BrownEyedBoy said:
All I´m trying to say is that the books could definitely do without that subject being brought up.
What do you mean by "sexuality"? Actual sex scenes, complex psychological explorations of the development of sexual identity, etc.? Or do you literally mean that having Prince Charming kiss Sleeping Beauty and ride off with her into the sunset is problematic?
I can tell you from having three of them that young kids DO NOT carry around all the associative baggage adults do when it comes to issues like who is in love with who and why. They may notice and ask about it if they see e.g. two men or two women holding hands at the mall, but all you have to say is "Some men love other men the way Dad loves Mom" or the like, and they'll say "Oh, okay" and that's the end of it as far as they're concerned--they don't want or need a big lecture on sexual identity development.

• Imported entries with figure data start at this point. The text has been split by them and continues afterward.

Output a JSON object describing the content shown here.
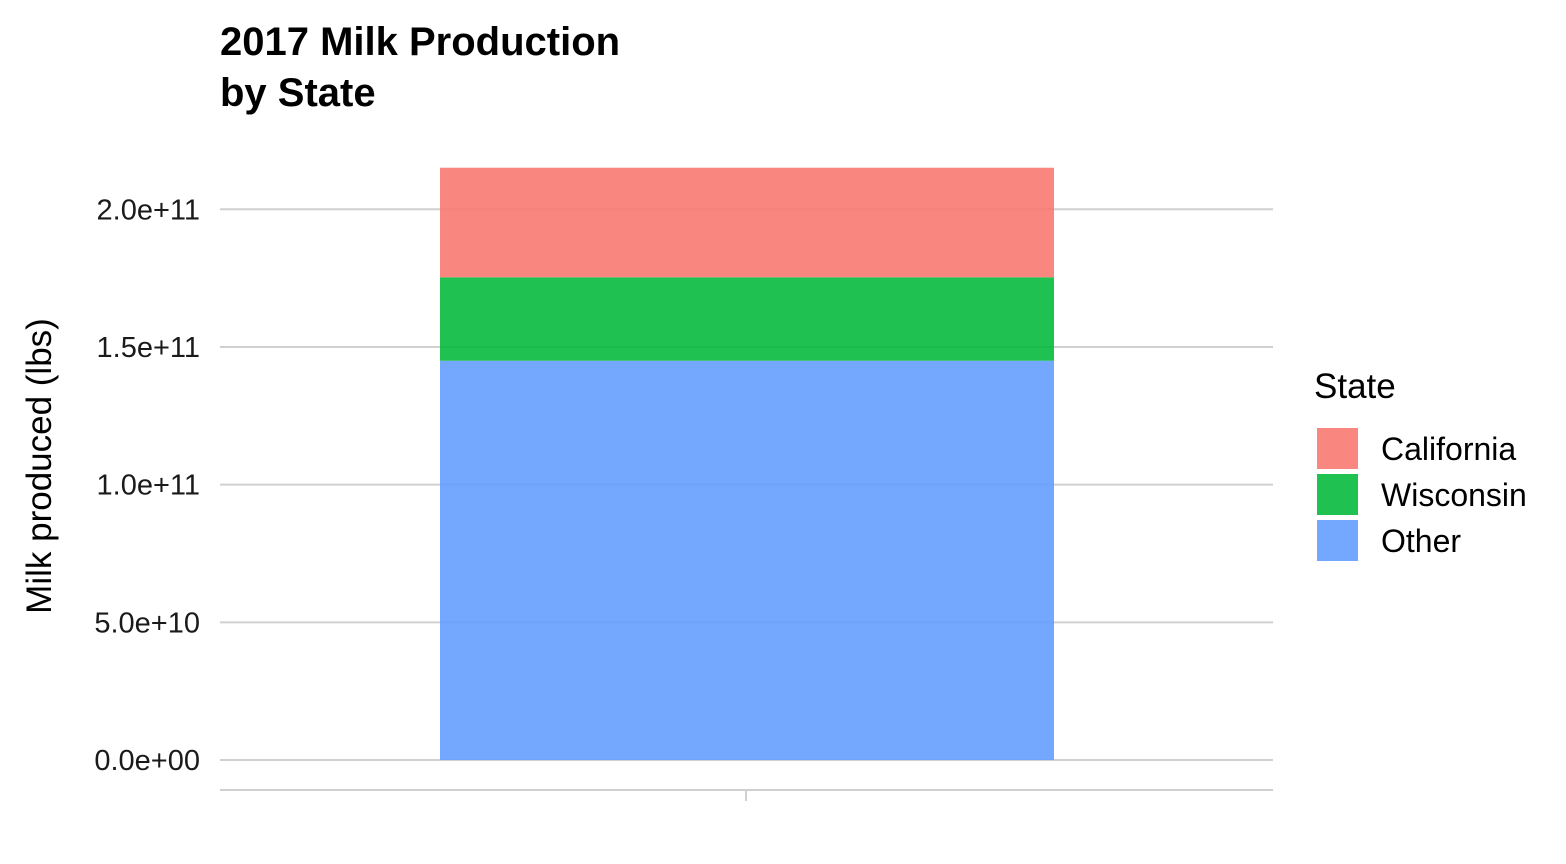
{
  "chart_data": {
    "type": "bar",
    "stacked": true,
    "title": "2017 Milk Production\nby State",
    "title_lines": [
      "2017 Milk Production",
      "by State"
    ],
    "xlabel": "",
    "ylabel": "Milk produced (lbs)",
    "categories": [
      ""
    ],
    "ylim": [
      0,
      215000000000
    ],
    "y_ticks": [
      0,
      50000000000,
      100000000000,
      150000000000,
      200000000000
    ],
    "y_tick_labels": [
      "0.0e+00",
      "5.0e+10",
      "1.0e+11",
      "1.5e+11",
      "2.0e+11"
    ],
    "grid": true,
    "legend": {
      "title": "State",
      "position": "right"
    },
    "series": [
      {
        "name": "Other",
        "values": [
          145000000000
        ],
        "color": "#619CFF"
      },
      {
        "name": "Wisconsin",
        "values": [
          30300000000
        ],
        "color": "#00BA38"
      },
      {
        "name": "California",
        "values": [
          39800000000
        ],
        "color": "#F8766D"
      }
    ],
    "legend_order": [
      "California",
      "Wisconsin",
      "Other"
    ]
  }
}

I wouldn't expect an average 5-year-old to be interested in, e.g., a complex novel sensitively portraying a young gay man's coming to terms with his sexuality, dealing with coming out to his friends and family and so on, just as I wouldn't expect them to be interested in a complex story about e.g. a straight young woman's struggle to learn to trust men after experiencing decades of abuse at the hands of her father. But having actual straight and gay characters in the story, as moms, dads, teachers, fellow students, whatever--sure, why not? Love, couples, and families are a familiar part of young children's social worlds--they accept and understand why Prince Charming kisses Sleeping Beauty, they accept and understand why Harry Potter wants to go to the school dance with whichever girl, they'd accept and understand if Dumbledore had a husband too. Are they interested in hearing about those characters' sexual fantasies or anything much beyond the level of hearts-and-flowers stuff--no. But there's no problem with their seeing reflected in books what they already know from real life--that sometimes people fall in love, and that might mean they kiss, hold hands, dance, or raise children together. I really think it's pushing it to the extreme to call such story elements "sexuality," though--I think that's projecting adult dimensions which are neither apparent nor of interest to children onto them.